Приведя гостя внутрь деревни, дорожка не заканчивалась – круто разветвлялась и шла ко всем дворам и по всему поселению. Справившись с рвотными позывами, человек решил несколько углубиться, изучить поселение. Дальнейшие же описание увиденных человеком остатков от поселенцев не имеет смысла, ведь их было много, здесь были старики и взрослые, и совсем дети, они были везде и в различных позах, с множеством ужасающих ран, но ещё не тронутые вороньём, ибо погибли совсем недавно, о чём говорили и раны, и ещё играющий местами огонь, не говоря о дыме.

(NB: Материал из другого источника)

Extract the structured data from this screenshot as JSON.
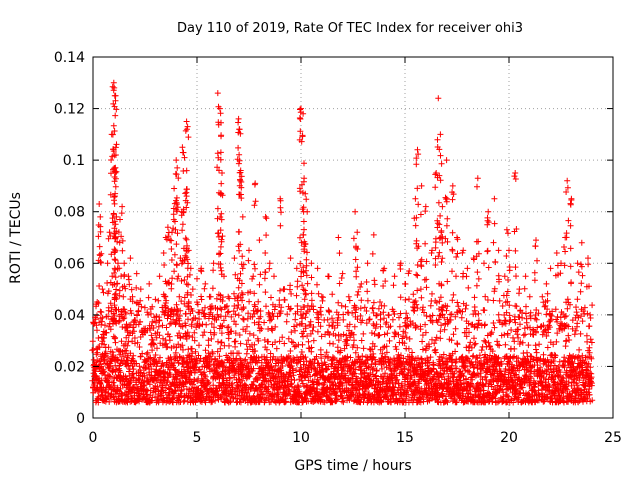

В деревушке не было ни одной живой души, ни одной ободранной кошки, ни одной бродячей собаки, кои были обычны в местах скопища людей. Скот же, скорее всего, увели, здесь его точно не было, ни в каком виде. Человек медленно продвигался по деревне, дрожа перебирая посохом. Рвотные позывы ещё раза три подплывали комом в горло, но после первого раза во рту остался желчно-травяной вкус, а в желудке ничего, что могло бы снова выйти. Сознание, наглядевшись на окружающие пейзажи, было как в тумане, оно отказывалось воспринимать всё то, что было под ногами, все эти невинные забавы Смерти, сводящие с ума. Да, если кто-то и существовал сравнимый с человеком по разумности, но всемогущий аки Бог, то это Смерть. Доказательства её существования были налицо, человек видел их прямо сейчас, он чувствовал их гниющий запах, настырно пробивающийся в ноздри, а его разум вёл с ними борьбу, которая сотрёт воспоминания об увиденном. Только Смерть – ничего больше не существовало. Она существует и будет существовать, будет тешить себя своими забавами, которые по вкусу лишь ей, будет создавать свои необыкновенные произведения искусства, не переставая удивлять пытливый человеческий ум.